Lauren dropped the datapad into her lap with a growl. "Damn, I was almost in that time." Her eyes flicked up to Imogene's. "Your boyfriend's got a real knack for timing his power cuts. Next time pick a pad that's already got admin privileges."

"At least you've got something to do," Alexei said. "Just sitting here is driving me nuts." He scooted across the floor to where Imogene sat beside the door's service panel. She moved aside as he pulled it open and removed their cache of tools.

He peered into the space beyond for a moment, then turned to Imogene. "Did you get a good look at what Ming and Omar did to jimmy it?"

"Not really."

"Hmm." He looked back into the opening. "What'd Bruce say? A screwdriver stuck in the locking mechanism?"

William edged forward to kneel beside the white rabbit. "Yeah, that would work, but it's better to disable the lock altogether. We've got doors like this at my station. Let me give you a hand."

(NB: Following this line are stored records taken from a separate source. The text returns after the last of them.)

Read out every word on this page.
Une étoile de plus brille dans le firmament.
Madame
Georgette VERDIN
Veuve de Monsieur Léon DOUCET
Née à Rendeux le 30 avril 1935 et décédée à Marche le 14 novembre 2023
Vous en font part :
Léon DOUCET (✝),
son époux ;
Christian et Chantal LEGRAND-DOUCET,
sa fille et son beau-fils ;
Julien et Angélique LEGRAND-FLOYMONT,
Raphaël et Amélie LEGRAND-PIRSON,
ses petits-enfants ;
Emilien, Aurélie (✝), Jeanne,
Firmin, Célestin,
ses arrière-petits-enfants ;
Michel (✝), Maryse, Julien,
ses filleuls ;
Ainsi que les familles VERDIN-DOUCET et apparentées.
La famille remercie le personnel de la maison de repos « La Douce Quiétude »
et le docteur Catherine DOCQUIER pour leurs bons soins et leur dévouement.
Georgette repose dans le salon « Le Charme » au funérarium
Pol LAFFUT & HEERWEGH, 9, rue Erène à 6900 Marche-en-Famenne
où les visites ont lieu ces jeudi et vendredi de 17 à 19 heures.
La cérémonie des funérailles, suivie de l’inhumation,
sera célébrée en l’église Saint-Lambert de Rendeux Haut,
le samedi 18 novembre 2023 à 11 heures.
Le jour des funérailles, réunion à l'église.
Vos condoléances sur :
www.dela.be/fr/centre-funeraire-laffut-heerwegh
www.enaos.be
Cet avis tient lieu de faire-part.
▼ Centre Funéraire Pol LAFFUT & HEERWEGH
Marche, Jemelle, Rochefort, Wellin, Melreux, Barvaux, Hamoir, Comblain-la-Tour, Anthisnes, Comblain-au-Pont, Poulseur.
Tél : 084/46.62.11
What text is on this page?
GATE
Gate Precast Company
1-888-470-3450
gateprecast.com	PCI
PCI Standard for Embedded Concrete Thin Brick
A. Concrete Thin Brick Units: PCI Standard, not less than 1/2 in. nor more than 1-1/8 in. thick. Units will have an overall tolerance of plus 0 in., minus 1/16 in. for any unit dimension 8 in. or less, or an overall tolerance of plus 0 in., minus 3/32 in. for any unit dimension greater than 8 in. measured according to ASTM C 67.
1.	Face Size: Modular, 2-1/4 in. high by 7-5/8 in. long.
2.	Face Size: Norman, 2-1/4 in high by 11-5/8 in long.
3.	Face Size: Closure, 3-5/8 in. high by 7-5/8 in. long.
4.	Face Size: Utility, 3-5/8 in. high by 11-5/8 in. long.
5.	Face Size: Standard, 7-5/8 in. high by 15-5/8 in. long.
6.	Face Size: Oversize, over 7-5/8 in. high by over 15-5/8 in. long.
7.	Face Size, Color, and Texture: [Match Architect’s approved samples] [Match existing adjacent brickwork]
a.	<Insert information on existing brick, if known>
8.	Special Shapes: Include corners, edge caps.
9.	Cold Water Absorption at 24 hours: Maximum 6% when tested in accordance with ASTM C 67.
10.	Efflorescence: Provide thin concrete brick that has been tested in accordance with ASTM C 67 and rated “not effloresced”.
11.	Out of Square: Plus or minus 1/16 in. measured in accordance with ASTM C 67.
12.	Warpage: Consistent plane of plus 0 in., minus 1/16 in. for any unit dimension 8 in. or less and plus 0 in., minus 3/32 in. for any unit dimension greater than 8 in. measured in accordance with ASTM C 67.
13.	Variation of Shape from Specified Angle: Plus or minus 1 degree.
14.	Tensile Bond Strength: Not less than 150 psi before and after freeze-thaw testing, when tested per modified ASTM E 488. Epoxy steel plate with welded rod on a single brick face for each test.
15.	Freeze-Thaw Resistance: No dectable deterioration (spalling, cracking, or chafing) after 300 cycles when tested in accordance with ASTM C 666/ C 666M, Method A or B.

Imogene watched them with less than half her attention. They were wasting their time, just as much as Lauren with her comms and computers. There was no way they'd get out of the base unnoticed. All they could do was try and suffer as little as possible before Colonel Bitch terminated their existence. Her jaw tightened at the thought of the tiger. She hoped Bruce and Aaron couldn't fix the generators. That the PAF colonel died with the rest of them, choking on her own waste gasses.

William and Alexei finished their work and restored the tools and service panel to their proper places. Lauren continued poking at her datapad, cursing every time the lights flickered. That cursing and the rattle from the ventilation system coughing out an irregular stream of mostly stale air were the only signs of the passing hours.

Eventually Imogene drifted into an uneasy half-sleep where oily black clouds of fear roiled, occasionally curdling into enough coherence for her to worry about where Bruce was.